Les États-Unis se lancent dans une opération de charme auprès des investisseurs mauriciens en vue de les inciter à explorer les opportunités d’affaires qui existent dans le pays et à prendre avantage d’un vaste marché domestique d’environ 350 millions de consommateurs, et qui pourrait atteindre les 750 millions par le biais des accords bilatéraux ou régionaux signés par les autorités américaines. Un atelier de sensibilisation a été organisé ce matin à l’hôtel Labourdonnais pour démontrer les tendances à l’investissement et les opportunités sectorielles existant aux États-Unis et les incitations offertes aux investisseurs.
S’adressant à un parterre de dirigeants d’organisations des secteurs public et privé, de banquiers, de gestionnaires de fonds, de représentants du secteur du Global business et d’hommes d’affaires, l’ambassadrice des États-Unis à Maurice, Shari Villarosa, a déclaré que, selon un relevé, 16 entreprises ou groupes mauriciens ont consenti des investissements directs dans 28 pays se trouvant principalement en Afrique et au sud-est asiatique. « Pourquoi pas les États-Unis ? Est-ce par manque d’informations sur les opportunités d’investissements ? » s’est-elle interrogée. D’où, dit-elle, l’initiative prise par l’ambassade américaine de combler cette lacune en faisant venir le directeur exécutif par intérim du programme ‘Select USA’ mis en place par l’US Department of Commerce.
Shari Villarosa a rappelé que Maurice et les États-Unis ont signé en 2006 un accord-cadre pour la promotion des échanges commerciaux et des investissements, et qu’il a été observé que c’est par le truchement de l’African Growth and Opportunity act (AGOA) que les exportations mauriciennes se sont développées. Il s’agit maintenant d’étudier la manière d’encourager les entreprises mauriciennes à explorer les opportunités d’investissements aux États-Unis. « It can be a new way at looking at things », a déclaré Shari Villarosa. L’ambassade des États-Unis à Maurice, a-t-elle annoncé, est prête à apporter le soutien nécessaire aux entrepreneurs intéressés.

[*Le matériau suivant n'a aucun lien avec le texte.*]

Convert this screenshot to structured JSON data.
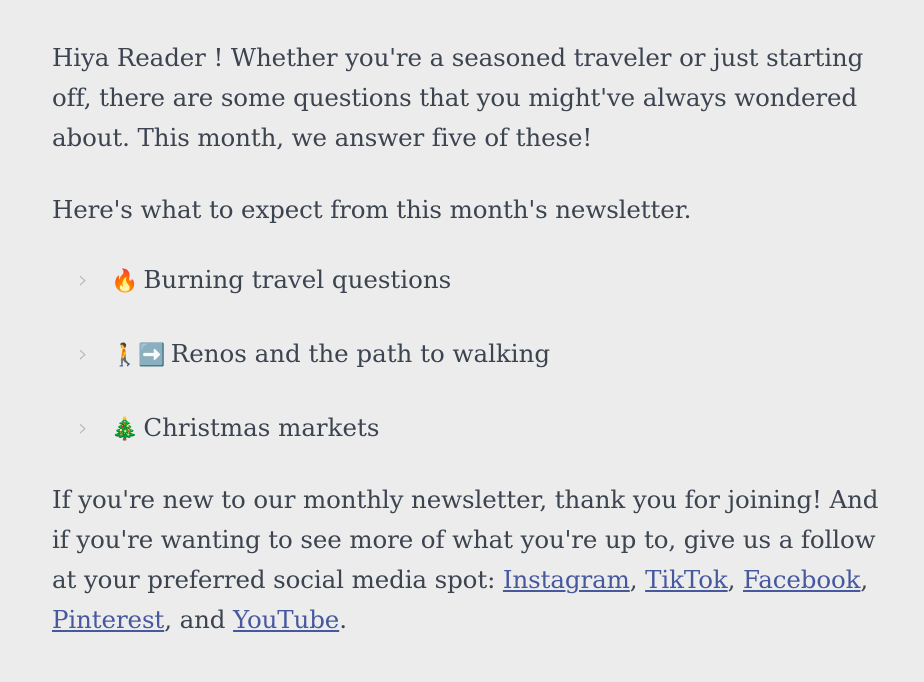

Les États-Unis, dit-elle, représente un « prosperous and open consumer market » de plus de 300 millions d’habitants et qui s’élargit, si l’on tient compte des divers accords de libre échange signés par le gouvernement américain, accords touchant quelque 415 millions de consommateurs additionnels dans d’autres pays. Shari Villarosa a laissé entendre que les discussions entre Maurice et les États-Unis concernant un accord formel sur la promotion de l’investissement progressent et que, du côté américain, on garde espoir qu’il sera signé dans un proche avenir.
L’ambassadrice des États-Unis a par ailleurs invité les entrepreneurs mauriciens à participer au Sommet de l’Investissement, qui se tiendra à Washington fin octobre–début novembre.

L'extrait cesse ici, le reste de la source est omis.